Another problem (in the case of DOS-based operating systems) is that random data from memory is stored in the remaining bytes of the last cluster or block, which are referred to as slack bytes. Slack bytes can contain random data, information on the file structure, but also passwords. Depending on the cluster size, a file may also be padded with slack bytes when it is copied from one data medium to another.
Before transferring a file, it should be ensured that it does not contain any slack bytes. This can be checked using a suitable editor (e.g. a hex editor).
In addition, many Windows applications pose a problem because they do not completely fill in the memory allocated to the program to edit the file data with application data.
Hidden text / comments
A file can contain text passages that are formatted to be "hidden". Some programs also offer the ability to add comments, which often do not show up on printouts or monitors. Such text passages can include comments not intended to be seen by a recipient. For this reason, such additional information should be deleted from the files before they are transferred to external parties.
Marking changes
When editing files, it is sometimes necessary to mark the changes made to the files. Since these marks might not show up on printouts or on the monitor, the files should also be checked to see if they contain any change marks before being transferred.
Version management
Almost all currently available office programs allow you to store several different versions of a document in a single file. This makes it possible to restore an earlier version of a document when necessary. However, this can also lead to very large files, for example when the documents contain graphic objects. The "Automatically save version on close" option should never be enabled because this option also stores the entire previous version of the file every time it is closed.
File attributes
The file attributes or file-info are stored in the file information. Depending on the application used, this file information can include the title, directory path, version, creator (and not only the person who signed it), comments, editing times, the date of last printout, document name and document description. Some of this information is generated by the program itself and cannot be influenced by the person editing the file. Other data needs to be entered manually. Before transferring a file to an external party, the file should be checked for additional information of this type.
Quick save functions
Word processing programs use a quick save function so that only the changes made since the last save need to be stored instead of the entire document. The quick save procedure therefore takes less time than storing the entire document. However, a full save requires less storage space on the hard disk than a fast save. The main disadvantage of the quick save function is that, under some circumstances, the file might still contain text fragments that were removed during the editing process. For this reason, the quick save option should remain disabled in general.

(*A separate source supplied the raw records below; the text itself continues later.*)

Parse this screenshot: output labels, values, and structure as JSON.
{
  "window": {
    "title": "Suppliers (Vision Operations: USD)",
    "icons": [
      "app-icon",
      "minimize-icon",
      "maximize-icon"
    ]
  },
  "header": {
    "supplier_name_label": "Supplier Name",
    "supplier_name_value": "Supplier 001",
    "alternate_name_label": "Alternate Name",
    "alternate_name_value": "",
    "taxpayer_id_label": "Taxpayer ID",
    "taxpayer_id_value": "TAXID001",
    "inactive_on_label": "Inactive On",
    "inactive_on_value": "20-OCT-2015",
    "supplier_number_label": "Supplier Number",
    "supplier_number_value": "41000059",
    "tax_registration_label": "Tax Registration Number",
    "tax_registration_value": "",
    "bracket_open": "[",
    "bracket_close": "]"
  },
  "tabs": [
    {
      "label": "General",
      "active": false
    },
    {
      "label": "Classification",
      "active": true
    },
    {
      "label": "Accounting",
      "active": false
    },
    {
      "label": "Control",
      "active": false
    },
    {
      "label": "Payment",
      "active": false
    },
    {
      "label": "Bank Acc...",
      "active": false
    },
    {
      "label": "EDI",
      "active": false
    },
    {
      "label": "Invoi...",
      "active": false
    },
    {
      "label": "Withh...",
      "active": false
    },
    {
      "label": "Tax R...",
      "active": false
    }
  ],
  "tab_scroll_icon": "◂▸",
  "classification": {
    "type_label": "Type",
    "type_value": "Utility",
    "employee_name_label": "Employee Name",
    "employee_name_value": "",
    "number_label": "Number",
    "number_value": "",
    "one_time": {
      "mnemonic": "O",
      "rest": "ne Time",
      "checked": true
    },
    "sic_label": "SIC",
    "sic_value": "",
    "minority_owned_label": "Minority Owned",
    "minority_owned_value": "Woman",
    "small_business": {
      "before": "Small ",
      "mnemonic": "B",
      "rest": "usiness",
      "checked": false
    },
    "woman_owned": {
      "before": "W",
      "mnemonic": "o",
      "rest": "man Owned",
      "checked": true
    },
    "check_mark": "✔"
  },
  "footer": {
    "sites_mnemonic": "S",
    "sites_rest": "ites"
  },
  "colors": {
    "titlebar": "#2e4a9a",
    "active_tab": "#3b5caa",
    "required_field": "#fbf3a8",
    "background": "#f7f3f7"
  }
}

If a user decides to use the quick save option in spite of this, then the user should always perform a full save in the following situations:
- whenever the user is finished editing a document,
- before starting another application that requires a large amount of storage space,
- before the document text is transferred to another application,
- before converting the document to a different file format, and
- before sending the document via e-mail or exchanging it using a data medium.
Review questions:
- Are the users informed with respect to the dangers of residual and additional information in files?
- Are random checks of the files for any residual information contained therein carried out?
- Is the additional information of files by standard software determined and checked before transferring the files?
- Before transferring the files, is it ensured that they do not contain any slack bytes?
- Is storing different versions of a document in a file avoided?